The Duplicate Constituent Management Tool uses a hard-coded algorithm to determine if records in the database could be possible duplicates.
- First, the records are put into buckets based on having the same first TWO letters of their Last Name (or Organization Name if applicable), and the same first TWO letters of their First Name (when applicable). In very specific scenarios, the first THREE letters of the First and Last Names are compared.
- Additional records can be added into those buckets if they meet certain other requirements, such as their Alias and Last Name having the same first TWO letters (or initials, if applicable).
- After the records have been placed into buckets, different fields on those records are compared to determine if they could possibly be duplicates. The more fields that match, the higher the potential is for those records to be duplicates. Once the records appear on the report as potential duplicates, they are output side by side with information to help determine which is the "master record" if they are indeed duplicates (ex: which one has a greater number of gifts). The tool itself does not contain information about what exactly was matched on the records to qualify them as being potential duplicates. Some examples of how the report can process are below.

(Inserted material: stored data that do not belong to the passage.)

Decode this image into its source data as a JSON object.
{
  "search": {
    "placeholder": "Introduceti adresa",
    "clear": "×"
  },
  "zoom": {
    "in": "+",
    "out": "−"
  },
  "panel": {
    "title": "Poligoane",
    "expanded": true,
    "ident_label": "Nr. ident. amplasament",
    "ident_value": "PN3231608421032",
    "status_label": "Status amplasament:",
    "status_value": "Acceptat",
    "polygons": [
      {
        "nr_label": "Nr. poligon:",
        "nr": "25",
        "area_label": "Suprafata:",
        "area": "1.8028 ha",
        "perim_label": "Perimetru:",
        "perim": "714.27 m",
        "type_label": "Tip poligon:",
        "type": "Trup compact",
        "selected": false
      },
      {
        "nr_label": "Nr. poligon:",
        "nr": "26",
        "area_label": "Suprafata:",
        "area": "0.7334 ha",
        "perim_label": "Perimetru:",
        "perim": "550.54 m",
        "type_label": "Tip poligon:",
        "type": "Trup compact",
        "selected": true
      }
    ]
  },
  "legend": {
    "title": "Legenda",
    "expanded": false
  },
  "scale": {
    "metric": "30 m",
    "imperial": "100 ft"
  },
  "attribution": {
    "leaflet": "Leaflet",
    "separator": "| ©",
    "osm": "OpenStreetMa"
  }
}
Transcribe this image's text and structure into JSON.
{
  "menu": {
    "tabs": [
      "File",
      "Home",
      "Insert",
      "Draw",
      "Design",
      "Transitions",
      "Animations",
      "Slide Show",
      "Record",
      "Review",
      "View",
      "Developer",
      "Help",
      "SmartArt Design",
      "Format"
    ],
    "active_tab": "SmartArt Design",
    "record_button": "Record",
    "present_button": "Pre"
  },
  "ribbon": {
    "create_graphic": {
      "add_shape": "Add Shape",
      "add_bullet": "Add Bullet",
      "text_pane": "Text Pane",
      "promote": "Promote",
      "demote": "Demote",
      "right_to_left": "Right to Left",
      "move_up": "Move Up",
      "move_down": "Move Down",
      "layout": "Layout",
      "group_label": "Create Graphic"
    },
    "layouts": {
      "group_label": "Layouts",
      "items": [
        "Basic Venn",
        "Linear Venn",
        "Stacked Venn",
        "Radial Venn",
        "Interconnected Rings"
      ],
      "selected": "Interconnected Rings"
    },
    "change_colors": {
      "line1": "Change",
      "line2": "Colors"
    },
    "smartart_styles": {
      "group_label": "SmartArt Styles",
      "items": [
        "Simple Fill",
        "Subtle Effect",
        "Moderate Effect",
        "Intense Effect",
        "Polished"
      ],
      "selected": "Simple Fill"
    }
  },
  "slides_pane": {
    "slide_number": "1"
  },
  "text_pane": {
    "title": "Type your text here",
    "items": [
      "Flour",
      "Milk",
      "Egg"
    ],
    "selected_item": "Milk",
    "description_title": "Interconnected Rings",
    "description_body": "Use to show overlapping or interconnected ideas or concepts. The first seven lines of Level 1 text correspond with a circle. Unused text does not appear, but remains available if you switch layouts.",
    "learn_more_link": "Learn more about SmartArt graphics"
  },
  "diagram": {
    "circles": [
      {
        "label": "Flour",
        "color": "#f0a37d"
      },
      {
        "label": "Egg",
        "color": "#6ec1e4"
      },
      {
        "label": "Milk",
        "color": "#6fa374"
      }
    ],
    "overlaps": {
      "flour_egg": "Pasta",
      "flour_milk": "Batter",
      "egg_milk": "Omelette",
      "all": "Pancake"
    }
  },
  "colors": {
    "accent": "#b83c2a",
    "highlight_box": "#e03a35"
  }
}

Additional processing notes:
- Name comparisons are strictly textual, and are compared on a "sounds-like" basis, rather than a proper name comparison. For example, "Judy" sounds very close to "Judie" textually, and although spelled differently, could still possibly be duplicates
- Similar to the previous note, the algorithm allows for spelling errors to be considered (same example of "Judy" vs. "Judie")
- Constituents that are defined as relationships to each other will not be counted as duplicates
- Suffixes are also considered. If Suffixes are present on both records, but are different (ex: Jr. vs. III), then the individuals are not considered a match and no further comparisons occur
- When addresses are being compared between records...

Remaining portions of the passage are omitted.